Regulação para evitar danos
O uso inadequado da inteligência artificial já se mostra danoso antes mesmo do início da campanha eleitoral, o que exige pressa dos políticos e da Justiça Eleitoral
A Polícia Federal está investigando no Amazonas, Rio Grande do Sul e Sergipe suspeitas de uso da inteligência artificial para criação de áudios falsos de prefeitos que devem tentar a reeleição. A técnica de adulteração, conhecida como “deepfake”, o timbre e até o jeito de falar de alguém é recriado artificialmente, tornou-se preocupação por conta das consequências. Na edição de domingo, o jornal “O Globo” destacou o caso do prefeito de Manaus, David Almeida (Avante), que teve um áudio a ele atribuído, no qual trata os professores da rede pública municipal de “vagabundos”. E mais, de acordo com a publicação, ele também disse que os servidores “querem um dinheirinho de mão beijada”. O prefeito lidera as pesquisas de intenção de votos, mas teme as consequências da publicação que gera consequências semelhantes em outras regiões.
O ministro Alexandre de Moraes, presidente do Tribunal Superior Eleitoral, defende a regulamentação urgente do uso da IA, a fim de coibir danos irreversíveis já nas eleições deste ano. Ele anunciou para o dia 25 uma audiência pública para discutir uma resolução que deve regulamentar o tema. O ministro antecipou que haverá duras penas para quem utilizar o processo para descontruir a concorrência, como ora se suspeita no caso dos prefeitos que recorreram à Polícia Federal.
O presidente da Câmara Federal, deputado Arthur Lira, tem dito que ainda no primeiro semestre serão votados projetos sobre a mesma matéria. O parlamentar demonstra desconforto com a movimentação do TSE que articula medidas para as eleições. E tem razão, pois cabe ao Congresso fazer Leis e não à Justiça Eleitoral.

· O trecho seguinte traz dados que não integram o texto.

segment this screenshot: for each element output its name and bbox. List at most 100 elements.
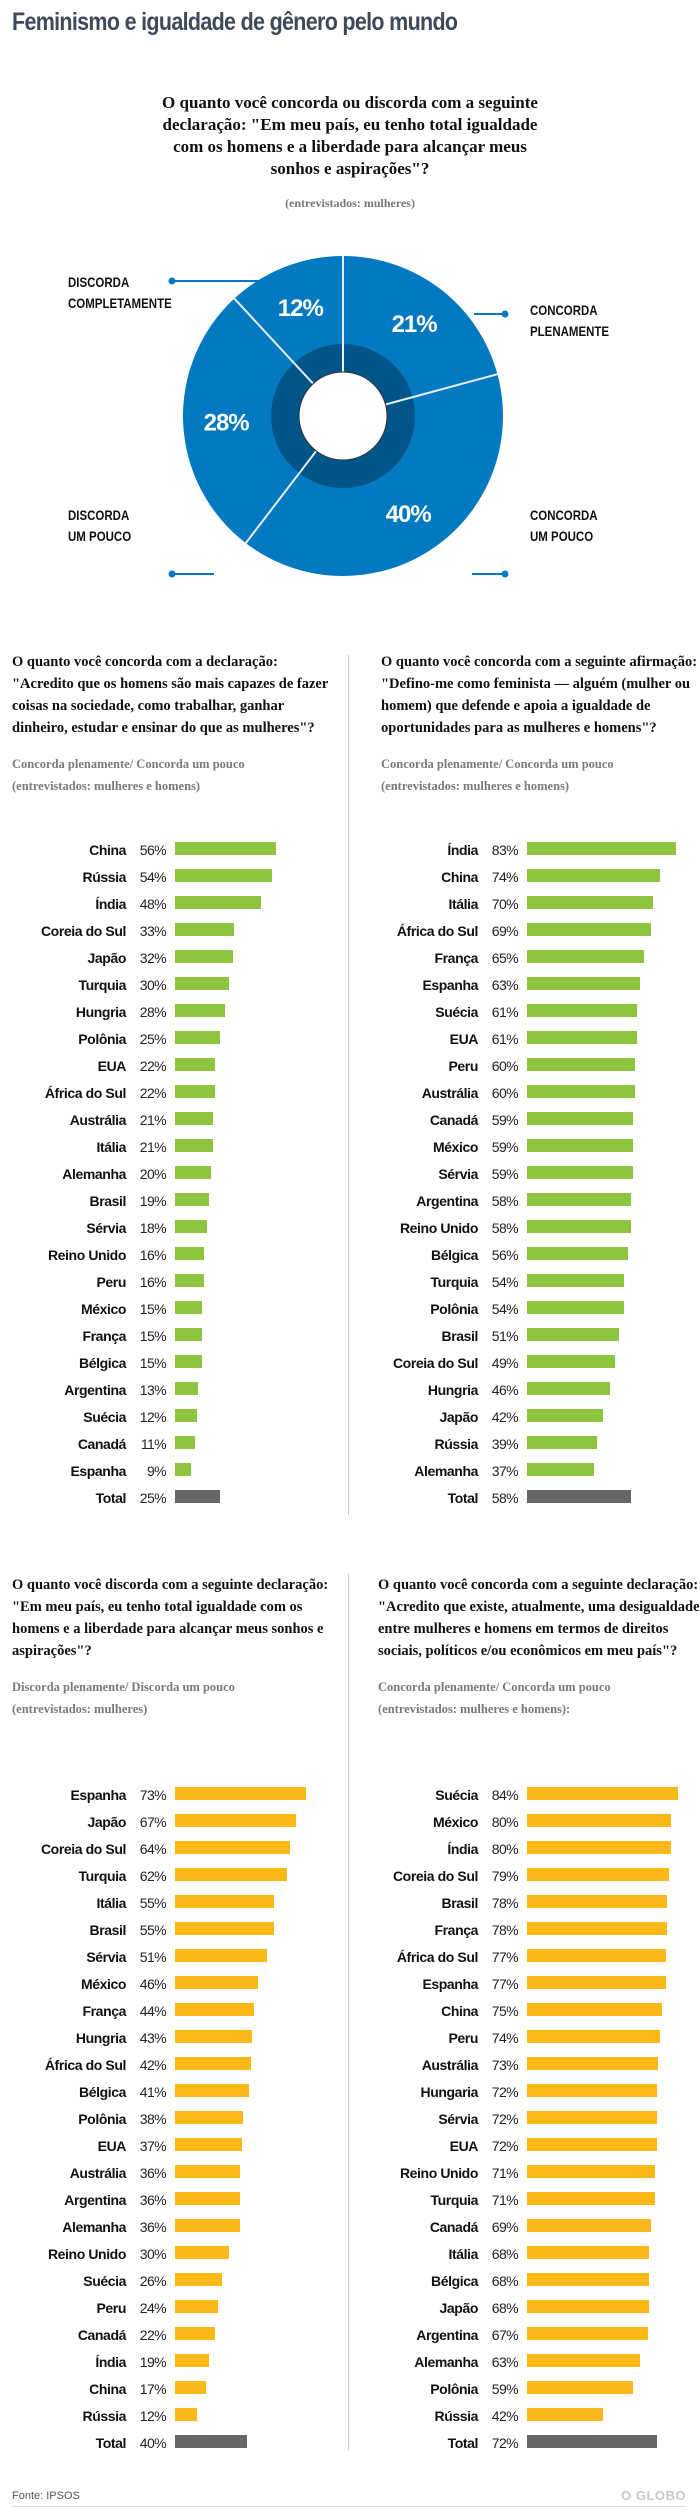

Entretanto, Lira também precisa se movimentar, pois não é de hoje que se fala em regulação das redes sociais e temas correlatos que geram consequências semelhantes. Ele se aborrece com a assertividade do ministro, mas não faz a sua parte, só colocando o tema na agenda quando é provocado pelo Judiciário. O presidente do Senado, Rodrigo Pacheco, também se movimenta no mesmo sentido, prevendo para abril algum tipo de regulação da inteligência artificial.
Todos estão com intenções semelhantes, mas é preciso que, além das boas intenções, trabalhem juntos, a fim de garantir uma legislação sólida, capaz de coibir os abusos. Apartados, correm o risco de criarem textos distintos e em conflito, o que pode ser um problema para a implementação de medidas de combate ao uso abusivo da IA e das redes sociais.
O descompasso entre os poderes precisa ser evitado, o que exige de suas lideranças um mínimo de razoabilidade. Os especialistas defendem a realização de um Fórum Brasileiro para elaboração de um plano nacional capaz de contemplar todas as propostas.
A ideia é boa, sobretudo para colocar na mesma mesa todas as instâncias de poder e, sobretudo, especialistas que podem trazer experiências de sucesso de outros países. Afinal, é fundamental discutir um tema que não pode ser visto apenas pelo viés negativo que já motiva investigações da Polícia Federal. A IA é um avanço da pós-modernidade e irreversível. Na Coréia do Sul, também destaca o matutino fluminense, três candidatos a presidente utilizaram avatares para se comunicarem com a população.
Além disso, a inteligência artificial já dá grande colaboração à ciência, sendo utilizada, inclusive, na avaliação de exames médicos. Há, pois, motivos para tratar o tema com serenidade de urgência, uma vez que a sua aplicação de má fé pode ser um passo atrás.